Although after the Second World War his work was basically sent to oblivion, a new generation of intellectuals would bring back to life his thoughts along the decades of the 60's and 70's, causing an enriching conflict of interpretations. The version of Dewey elaborated by Richard Bernstein since then and until the present, is clearly differential for a number of reasons. First, due to his unusual synthetic capacity and open-to-dialogue style. And second, due to his ability to update the thoughts of Dewey to the current political debates. Only Bernstein, who was interlocutor and critic of key figures like Hannah Arendt, Hans George Gadamer, Jürgen Habermas and Richard Rorty, could bring Dewey back to life in the current political scenario. A scenario of uncertain horizons that claims more than ever for a radical reconstruction of the public life and the civic virtues.

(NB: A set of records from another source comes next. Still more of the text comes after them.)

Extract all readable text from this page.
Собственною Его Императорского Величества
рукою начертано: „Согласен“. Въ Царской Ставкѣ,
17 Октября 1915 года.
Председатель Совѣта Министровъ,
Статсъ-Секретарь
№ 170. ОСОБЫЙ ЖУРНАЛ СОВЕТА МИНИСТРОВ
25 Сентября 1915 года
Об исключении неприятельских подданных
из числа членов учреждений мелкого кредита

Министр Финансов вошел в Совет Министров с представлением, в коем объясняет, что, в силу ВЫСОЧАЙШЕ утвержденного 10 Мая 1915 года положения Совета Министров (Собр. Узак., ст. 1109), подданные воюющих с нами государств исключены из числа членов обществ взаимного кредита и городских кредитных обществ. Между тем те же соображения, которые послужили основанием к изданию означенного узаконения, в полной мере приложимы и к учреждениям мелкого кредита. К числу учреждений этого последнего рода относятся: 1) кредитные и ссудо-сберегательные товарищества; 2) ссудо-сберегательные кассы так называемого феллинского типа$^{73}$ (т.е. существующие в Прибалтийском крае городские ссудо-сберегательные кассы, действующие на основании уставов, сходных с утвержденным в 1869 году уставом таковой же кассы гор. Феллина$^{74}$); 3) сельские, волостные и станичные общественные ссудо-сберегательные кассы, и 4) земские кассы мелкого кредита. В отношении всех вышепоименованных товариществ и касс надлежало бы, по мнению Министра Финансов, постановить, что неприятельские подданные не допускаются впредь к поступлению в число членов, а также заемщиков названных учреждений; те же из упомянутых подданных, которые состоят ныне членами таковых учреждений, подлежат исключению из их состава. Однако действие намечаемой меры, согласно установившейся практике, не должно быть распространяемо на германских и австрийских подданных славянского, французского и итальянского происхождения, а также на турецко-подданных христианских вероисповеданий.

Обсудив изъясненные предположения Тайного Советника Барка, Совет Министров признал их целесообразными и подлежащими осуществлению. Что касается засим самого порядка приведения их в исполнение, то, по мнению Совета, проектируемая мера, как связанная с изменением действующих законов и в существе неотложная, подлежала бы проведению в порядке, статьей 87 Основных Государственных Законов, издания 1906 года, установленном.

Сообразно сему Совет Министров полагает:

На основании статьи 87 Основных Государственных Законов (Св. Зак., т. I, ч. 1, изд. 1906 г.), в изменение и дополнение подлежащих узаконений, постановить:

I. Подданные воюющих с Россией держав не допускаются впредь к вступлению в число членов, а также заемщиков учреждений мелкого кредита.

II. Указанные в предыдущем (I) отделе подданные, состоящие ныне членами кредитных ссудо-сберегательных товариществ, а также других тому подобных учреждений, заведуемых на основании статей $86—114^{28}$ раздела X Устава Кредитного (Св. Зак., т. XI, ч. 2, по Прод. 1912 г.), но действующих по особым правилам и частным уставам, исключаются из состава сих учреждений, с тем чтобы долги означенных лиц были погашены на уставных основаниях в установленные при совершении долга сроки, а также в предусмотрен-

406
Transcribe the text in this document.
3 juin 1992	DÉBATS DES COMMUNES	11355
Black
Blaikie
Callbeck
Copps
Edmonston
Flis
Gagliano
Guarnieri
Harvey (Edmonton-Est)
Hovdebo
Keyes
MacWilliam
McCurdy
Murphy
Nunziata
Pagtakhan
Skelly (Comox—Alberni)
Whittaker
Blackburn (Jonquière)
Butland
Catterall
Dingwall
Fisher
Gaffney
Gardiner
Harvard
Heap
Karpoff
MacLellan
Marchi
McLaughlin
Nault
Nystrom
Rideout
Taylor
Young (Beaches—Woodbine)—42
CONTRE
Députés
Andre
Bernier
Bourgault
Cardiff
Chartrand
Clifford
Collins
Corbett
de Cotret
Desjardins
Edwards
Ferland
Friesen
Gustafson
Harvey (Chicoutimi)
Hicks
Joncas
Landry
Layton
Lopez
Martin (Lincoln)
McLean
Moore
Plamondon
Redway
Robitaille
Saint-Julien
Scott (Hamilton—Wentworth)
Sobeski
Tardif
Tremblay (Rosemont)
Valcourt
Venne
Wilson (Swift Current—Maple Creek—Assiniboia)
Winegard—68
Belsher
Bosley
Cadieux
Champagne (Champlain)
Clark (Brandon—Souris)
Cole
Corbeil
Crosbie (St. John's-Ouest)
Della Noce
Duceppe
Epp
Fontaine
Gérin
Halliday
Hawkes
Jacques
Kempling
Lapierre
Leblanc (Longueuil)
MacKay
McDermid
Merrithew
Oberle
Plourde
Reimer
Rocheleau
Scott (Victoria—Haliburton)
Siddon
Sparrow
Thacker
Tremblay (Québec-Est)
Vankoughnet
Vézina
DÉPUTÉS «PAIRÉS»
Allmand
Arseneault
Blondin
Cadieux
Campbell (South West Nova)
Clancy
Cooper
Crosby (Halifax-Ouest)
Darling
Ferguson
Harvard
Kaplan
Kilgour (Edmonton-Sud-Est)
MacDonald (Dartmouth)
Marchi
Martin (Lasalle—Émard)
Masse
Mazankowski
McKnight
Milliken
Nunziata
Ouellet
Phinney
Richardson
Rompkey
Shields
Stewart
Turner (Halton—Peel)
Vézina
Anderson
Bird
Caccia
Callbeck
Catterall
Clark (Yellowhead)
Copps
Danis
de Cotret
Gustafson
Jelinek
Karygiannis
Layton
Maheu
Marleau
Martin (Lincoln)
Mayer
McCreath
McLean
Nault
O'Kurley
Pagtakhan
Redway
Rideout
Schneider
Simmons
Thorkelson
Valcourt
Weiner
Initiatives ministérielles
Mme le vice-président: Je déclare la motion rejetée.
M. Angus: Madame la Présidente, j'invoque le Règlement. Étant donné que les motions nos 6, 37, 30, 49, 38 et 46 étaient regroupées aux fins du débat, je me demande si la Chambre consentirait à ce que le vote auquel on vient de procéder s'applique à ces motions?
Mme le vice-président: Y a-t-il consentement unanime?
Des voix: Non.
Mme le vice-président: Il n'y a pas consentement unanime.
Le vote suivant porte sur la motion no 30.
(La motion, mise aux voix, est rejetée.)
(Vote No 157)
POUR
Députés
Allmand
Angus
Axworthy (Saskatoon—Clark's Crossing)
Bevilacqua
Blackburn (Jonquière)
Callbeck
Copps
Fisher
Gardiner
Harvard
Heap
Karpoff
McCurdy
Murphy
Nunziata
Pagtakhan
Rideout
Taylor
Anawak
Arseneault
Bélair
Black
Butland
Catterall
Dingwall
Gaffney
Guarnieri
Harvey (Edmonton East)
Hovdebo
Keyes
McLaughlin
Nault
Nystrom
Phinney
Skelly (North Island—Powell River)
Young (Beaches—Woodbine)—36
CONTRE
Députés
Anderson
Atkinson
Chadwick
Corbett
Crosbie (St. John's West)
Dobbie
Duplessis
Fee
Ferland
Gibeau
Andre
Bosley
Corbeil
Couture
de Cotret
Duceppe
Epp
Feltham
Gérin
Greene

In words of Bernstein himself: "Dewey was a public intellectual totally committed with the democratic perspective, but also showed a deep comprehension of democracy's fragility". He was aware that unless we work hard for the inclusion of a democratic ethos in our daily lives, democracy can easily turn into something empty and without sense. Nowadays, it is common to have lively debates around the democracy theory within the academic circles. Unfortunately these debates are mostly oriented to academics too. Dewey was in possession of the rare capacity to go beyond those circles, of speaking with large audiences made up of citizens, and doing it by referring to the worries of the common people. I am not saying that we should go back to the solutions proposed by Dewey in order to confront the problems and threats that democracy has in the present. Dewey himself would probably be the first one to insist in the fact that new conflicts and problems are in need of novel solutions. But Dewey's view of a radical democracy as 'a personal way of life in which we can be complemented through communication' can still be of inspiration for our task of rethinking and revitalizing the 'real democracies'. Nonetheless and without doubt, democracy is still a task to be address in the present and future that appears in front of us.